私は、看護師や看護教員をしていたころ、所属していた組織からお給料をもらっていた。

結婚をして引越しをした後の再就職、育児中に阪神淡路大震災にあって引越しをした後の再就職、父を介護して看取った後の再就職も資格があることで救われた。いつも、所属している組織からお給料をもらって、税金や社会保険料などひかれても、主人と二人で働いて、息子を一人育てることは、経済的に問題ではなかった。親を介護していたときも、年休をもらったりすることができた。

その期間はそれでよかったのだと思う。今思えば、本当にありがたいことだったと思う。

50歳になって起業して、まずお金の計算ができなかった。請求書の書き方がわからなかった。私にいくら払うか、交渉することも困難だった。

でも、5年目を迎え、依頼がある分、自分の存在に必要があるのだと思えるようになった。大切に、また、相手の必要とされていることをできるように努めようと思っている。それはそれで「やりがい」を感じる。反面、必要なくなればストップされるだけである。

看護師をしていたころ、ナースコールで呼ばれても、私は必要とされている、それが信頼となり給料になるという感覚ではなかった。そこに喜びとして実感もなかった。それが悪いと思っていない。ただ、労働とお金と言うものを分かっていなかった。にもかかわらず、看護師をしていて生活に困窮することがなかった。なので、たびたび時代にそぐわないことも起こってくる。

今の私は、時代にそぐわなかったり、相手のニーズに合わなかったら一発アウトだ。

この洗髪にいくら払えるか?

頸部の手術をした後の初めてのシャンプー、ずっと寝たままの患者さんに訪問看護師が行うシャンプー、自分でできるかな?見守りが必要な自閉症の子どものシャンプー、値段が一緒なわけがない。どれが高いか、安いかもわからない。

ただ、価値のあるものに変えていく必要はある。看護師のシャンプーが、「1回1万円です」。「ただし、頸部の手術を行った後の安静を保ち、痛みを最小限にします。そのうえ、そう快感を与えることができます。」と、値段交渉する看護師。考えただけでも緊張するけど、その緊張感が大事じゃないかと思う。

私は、流れ作業のようにシャンプーしてた頃があった。「腰痛いな~」とか不満を言ったりして。懺悔。
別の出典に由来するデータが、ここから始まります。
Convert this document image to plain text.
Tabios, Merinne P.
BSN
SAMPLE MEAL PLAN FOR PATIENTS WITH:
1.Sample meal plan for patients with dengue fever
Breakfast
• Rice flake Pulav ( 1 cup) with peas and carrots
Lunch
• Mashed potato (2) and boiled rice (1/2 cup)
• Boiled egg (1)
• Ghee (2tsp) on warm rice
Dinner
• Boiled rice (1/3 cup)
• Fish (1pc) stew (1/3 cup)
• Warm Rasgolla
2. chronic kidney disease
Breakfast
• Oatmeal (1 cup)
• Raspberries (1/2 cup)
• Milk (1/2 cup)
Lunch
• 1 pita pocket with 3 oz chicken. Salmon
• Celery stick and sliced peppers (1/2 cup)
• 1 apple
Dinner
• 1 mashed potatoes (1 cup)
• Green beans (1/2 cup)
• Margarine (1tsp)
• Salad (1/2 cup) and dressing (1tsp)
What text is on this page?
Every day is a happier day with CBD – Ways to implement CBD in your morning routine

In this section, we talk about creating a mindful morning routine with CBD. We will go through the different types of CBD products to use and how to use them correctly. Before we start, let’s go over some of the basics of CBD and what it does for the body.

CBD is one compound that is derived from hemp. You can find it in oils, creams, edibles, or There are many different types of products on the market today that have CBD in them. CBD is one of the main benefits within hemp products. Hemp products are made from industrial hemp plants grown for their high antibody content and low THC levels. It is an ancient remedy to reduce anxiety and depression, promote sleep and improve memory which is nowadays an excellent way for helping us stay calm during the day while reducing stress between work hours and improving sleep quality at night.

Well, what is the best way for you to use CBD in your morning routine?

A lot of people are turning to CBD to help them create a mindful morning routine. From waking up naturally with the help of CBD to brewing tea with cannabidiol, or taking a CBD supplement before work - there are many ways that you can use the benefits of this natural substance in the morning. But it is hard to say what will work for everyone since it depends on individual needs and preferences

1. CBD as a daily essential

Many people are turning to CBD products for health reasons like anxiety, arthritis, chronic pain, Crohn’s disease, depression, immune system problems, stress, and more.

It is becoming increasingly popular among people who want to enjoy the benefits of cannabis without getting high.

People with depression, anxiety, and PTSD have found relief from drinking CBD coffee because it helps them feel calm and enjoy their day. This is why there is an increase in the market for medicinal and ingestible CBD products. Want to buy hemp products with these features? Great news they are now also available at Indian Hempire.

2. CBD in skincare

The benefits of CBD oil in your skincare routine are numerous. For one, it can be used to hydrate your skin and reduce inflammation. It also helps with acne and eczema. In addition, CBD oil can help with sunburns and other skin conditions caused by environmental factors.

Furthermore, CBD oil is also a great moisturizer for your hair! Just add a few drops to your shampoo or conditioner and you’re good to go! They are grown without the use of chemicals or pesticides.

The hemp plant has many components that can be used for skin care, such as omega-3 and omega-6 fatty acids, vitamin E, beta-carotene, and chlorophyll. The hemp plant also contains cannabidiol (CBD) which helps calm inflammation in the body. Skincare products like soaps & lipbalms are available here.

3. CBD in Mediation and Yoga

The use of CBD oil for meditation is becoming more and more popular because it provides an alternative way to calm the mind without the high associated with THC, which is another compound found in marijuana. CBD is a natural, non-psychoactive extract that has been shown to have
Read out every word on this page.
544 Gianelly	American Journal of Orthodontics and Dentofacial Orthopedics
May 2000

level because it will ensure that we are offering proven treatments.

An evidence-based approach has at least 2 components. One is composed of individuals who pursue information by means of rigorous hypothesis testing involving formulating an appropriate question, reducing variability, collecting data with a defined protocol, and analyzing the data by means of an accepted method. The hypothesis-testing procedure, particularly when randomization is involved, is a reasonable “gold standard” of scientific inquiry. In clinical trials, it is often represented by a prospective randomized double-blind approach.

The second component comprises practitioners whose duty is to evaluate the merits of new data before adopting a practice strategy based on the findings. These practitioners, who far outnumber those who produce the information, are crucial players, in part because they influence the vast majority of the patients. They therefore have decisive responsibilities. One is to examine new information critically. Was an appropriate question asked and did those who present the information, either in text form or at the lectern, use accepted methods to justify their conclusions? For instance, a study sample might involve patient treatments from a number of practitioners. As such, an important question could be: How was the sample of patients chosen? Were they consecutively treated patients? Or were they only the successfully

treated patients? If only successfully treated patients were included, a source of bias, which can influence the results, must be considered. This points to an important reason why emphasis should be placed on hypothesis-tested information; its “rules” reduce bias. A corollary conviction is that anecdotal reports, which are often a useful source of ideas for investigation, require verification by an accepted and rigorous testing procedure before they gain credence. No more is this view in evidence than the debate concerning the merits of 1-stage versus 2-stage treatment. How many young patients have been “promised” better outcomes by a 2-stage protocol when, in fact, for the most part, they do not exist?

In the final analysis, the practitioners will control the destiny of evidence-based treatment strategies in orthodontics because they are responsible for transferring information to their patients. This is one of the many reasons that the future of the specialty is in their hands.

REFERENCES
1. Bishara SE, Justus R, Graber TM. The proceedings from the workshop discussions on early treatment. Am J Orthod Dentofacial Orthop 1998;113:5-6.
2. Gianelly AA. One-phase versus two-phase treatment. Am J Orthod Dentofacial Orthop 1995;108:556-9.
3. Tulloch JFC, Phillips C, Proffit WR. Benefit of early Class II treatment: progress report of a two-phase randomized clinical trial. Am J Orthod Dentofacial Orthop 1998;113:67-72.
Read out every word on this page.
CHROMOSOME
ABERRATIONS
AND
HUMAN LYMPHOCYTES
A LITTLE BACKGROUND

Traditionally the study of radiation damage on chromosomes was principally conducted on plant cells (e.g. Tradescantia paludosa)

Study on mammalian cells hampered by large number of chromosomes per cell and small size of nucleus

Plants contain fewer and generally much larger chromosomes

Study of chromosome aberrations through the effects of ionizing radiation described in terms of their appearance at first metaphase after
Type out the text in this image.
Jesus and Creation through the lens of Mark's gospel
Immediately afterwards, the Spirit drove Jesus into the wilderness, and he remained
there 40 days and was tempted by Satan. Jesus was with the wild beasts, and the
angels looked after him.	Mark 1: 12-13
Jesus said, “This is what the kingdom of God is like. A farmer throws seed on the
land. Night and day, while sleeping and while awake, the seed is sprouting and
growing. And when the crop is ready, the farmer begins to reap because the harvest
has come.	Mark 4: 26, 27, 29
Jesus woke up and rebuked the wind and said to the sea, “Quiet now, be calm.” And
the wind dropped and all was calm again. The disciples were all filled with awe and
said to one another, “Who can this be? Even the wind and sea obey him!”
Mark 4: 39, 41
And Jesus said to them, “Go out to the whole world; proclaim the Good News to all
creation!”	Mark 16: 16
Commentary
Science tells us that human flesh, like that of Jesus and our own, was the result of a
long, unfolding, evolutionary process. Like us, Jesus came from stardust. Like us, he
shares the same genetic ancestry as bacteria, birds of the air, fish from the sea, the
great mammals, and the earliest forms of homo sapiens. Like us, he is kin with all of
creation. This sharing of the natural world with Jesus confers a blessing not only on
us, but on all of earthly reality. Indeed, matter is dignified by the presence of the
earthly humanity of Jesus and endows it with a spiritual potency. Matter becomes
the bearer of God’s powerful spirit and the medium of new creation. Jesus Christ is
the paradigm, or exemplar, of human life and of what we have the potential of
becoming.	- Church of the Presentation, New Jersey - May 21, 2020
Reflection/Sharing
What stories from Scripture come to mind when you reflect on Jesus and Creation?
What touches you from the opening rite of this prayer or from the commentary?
看護の仕事に値段をつけて、きちんと自分で売ることのできる仕事であるとしたら、患者さんにいくら請求する?患者さんは、満足して喜んでお金を払ってくれるだろうか。

それは、シンプルに信頼の交換なのだと思う。信頼関係を数値化したものにすぎない。

ただ、患者側もお金を払うことに慣れていないという日本の医療・福祉文化がある。その分、自分でできることは自分でする、予防できることは予防するというメリットもあるかもしれない。